Verbum Spei a réagi ce dimanche sur son site Internet : « Nous recevons dans l’obéissance et l’humilité la décision de l’archidiocèse du Luxembourg ». Les frères assurent être « fermement opposés à toute forme d’abus », tout comme à « toute forme d’infidélité à nos vœux », notamment de chasteté. L’archidiocèse tient, elle aussi, à préciser qu’« aucun membre de la fraternité Verbum Spei n’a été accusé d’avoir commis un abus sexuel pendant leur présence au Luxembourg. » Le communiqué se termine par la précision qu’« un prêtre de la Fraternité Verbum Spei est déchargé avec effet immédiat de sa fonction d’exorciste ». (Il ne reste donc plus qu’un exorciste au Grand-Duché, l’abbé bénédictin de Clervaux.)

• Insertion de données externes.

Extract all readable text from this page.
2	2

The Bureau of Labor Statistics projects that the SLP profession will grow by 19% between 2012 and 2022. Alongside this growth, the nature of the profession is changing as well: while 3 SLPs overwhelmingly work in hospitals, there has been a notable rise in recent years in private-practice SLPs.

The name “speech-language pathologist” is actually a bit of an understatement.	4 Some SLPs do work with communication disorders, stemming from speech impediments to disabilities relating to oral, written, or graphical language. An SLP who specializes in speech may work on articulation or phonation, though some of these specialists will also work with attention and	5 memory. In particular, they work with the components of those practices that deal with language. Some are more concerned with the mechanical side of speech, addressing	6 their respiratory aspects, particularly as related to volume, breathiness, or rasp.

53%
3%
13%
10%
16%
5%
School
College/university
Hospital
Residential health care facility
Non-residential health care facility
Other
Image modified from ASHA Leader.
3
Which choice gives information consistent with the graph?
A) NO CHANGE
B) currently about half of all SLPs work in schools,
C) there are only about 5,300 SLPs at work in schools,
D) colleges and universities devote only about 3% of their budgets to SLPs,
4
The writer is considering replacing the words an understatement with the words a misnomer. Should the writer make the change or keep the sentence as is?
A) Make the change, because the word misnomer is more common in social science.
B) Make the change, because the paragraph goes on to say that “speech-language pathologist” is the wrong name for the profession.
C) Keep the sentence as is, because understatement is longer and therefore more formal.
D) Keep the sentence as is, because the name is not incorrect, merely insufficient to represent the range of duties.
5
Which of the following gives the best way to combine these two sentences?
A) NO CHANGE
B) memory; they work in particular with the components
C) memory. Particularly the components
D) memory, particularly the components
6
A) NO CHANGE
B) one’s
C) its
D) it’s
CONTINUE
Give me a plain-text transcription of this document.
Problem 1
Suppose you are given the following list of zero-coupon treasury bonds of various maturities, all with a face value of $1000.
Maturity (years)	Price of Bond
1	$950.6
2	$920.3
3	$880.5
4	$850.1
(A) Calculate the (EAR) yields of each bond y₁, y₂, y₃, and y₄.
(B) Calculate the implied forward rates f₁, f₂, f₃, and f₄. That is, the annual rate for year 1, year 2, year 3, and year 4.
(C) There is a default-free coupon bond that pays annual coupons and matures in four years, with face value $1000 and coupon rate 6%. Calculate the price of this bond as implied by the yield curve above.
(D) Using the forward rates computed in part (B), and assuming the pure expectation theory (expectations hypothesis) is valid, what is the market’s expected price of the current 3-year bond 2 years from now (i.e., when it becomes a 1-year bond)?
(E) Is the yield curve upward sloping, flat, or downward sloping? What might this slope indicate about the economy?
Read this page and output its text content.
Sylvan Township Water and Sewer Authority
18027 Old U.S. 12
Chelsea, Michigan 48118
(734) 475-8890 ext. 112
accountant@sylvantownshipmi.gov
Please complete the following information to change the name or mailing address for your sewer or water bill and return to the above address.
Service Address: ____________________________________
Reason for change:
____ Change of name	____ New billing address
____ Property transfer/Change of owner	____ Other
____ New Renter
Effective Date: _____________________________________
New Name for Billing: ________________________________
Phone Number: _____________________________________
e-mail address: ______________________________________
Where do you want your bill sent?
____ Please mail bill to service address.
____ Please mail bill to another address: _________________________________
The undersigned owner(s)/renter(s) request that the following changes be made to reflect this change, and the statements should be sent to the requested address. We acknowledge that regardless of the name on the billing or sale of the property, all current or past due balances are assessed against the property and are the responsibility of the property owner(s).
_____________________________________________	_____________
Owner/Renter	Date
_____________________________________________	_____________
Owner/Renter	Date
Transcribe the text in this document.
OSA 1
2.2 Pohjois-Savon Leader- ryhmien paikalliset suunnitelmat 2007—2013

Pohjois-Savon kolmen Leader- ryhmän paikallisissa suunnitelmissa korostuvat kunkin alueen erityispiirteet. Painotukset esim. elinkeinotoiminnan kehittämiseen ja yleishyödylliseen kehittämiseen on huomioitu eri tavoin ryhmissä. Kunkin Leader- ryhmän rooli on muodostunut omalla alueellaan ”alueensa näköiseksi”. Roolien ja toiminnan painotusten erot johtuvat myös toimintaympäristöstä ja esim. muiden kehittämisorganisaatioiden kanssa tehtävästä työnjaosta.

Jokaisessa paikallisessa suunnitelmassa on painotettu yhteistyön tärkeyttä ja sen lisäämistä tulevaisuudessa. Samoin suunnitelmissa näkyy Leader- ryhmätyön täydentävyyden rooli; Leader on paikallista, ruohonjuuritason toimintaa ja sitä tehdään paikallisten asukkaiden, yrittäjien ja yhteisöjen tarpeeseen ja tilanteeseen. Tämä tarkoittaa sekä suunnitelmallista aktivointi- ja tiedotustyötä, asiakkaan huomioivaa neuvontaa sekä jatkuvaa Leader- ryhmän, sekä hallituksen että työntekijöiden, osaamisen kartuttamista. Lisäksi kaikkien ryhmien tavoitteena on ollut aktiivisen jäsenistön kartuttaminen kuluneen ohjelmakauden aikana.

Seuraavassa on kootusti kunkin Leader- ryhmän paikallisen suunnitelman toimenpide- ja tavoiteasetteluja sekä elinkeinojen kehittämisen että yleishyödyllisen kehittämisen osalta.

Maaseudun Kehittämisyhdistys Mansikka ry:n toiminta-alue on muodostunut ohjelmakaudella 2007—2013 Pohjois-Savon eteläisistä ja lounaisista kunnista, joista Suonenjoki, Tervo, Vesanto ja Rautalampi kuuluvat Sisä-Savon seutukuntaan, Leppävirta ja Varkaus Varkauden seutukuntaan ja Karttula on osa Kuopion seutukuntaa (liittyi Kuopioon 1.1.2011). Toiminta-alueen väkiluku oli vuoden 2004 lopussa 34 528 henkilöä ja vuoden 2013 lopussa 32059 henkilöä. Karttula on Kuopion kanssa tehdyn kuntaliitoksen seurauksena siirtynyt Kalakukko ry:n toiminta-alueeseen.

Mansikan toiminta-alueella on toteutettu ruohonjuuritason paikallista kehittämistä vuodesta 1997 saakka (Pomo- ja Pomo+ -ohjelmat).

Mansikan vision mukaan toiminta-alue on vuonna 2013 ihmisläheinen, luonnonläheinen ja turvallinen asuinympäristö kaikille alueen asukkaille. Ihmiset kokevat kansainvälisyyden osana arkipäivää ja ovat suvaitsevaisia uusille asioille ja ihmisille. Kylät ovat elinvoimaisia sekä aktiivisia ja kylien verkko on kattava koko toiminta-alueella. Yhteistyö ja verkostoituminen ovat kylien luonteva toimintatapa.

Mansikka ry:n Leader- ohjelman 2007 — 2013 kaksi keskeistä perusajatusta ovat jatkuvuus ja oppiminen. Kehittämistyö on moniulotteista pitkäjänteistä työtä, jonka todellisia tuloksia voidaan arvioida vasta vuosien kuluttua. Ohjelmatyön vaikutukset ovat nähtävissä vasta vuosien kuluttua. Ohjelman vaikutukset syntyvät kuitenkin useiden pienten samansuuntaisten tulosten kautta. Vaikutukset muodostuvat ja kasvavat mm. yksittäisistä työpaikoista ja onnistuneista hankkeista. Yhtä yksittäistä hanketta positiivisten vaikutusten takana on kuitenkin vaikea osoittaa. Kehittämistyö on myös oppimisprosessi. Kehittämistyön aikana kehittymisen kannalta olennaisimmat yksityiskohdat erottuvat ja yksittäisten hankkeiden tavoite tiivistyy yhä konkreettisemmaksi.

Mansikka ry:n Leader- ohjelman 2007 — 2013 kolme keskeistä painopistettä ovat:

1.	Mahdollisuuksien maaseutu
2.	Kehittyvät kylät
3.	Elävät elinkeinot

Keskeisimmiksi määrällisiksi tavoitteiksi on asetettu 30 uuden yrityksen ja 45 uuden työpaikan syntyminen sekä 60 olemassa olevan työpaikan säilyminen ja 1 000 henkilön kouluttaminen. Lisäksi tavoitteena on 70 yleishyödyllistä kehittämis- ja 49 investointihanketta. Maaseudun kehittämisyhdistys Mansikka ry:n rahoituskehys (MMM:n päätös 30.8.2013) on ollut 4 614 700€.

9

C’est le grand paradoxe hollerichien : Considéré comme libéral au Vatican, le cardinal fait preuve d’une étrange prédilection pour les groupes fringe dans son fief luxembourgeois. Il n’a pas seulement installé Verbum Spei à Belval, mais également le séminaire Redemptoris Mater au Kirchberg et les Servantes du Seigneur et de la Vierge de Matara au Cents. Il a surtout reconnu les très droitiers Scouts d’Europe, ne cachant pas son mécontentement vis-à-vis des Lëtzebuerger Guiden a Scouten, trop sécularisés à son goût. Les messes eschoises de Verbum Spei faisaient le plein, attirant notamment des catholiques français réputés plus tradis. Des membres de la fraternité avaient également assuré une partie de l’accompagnement musical du baptême du prince Charles.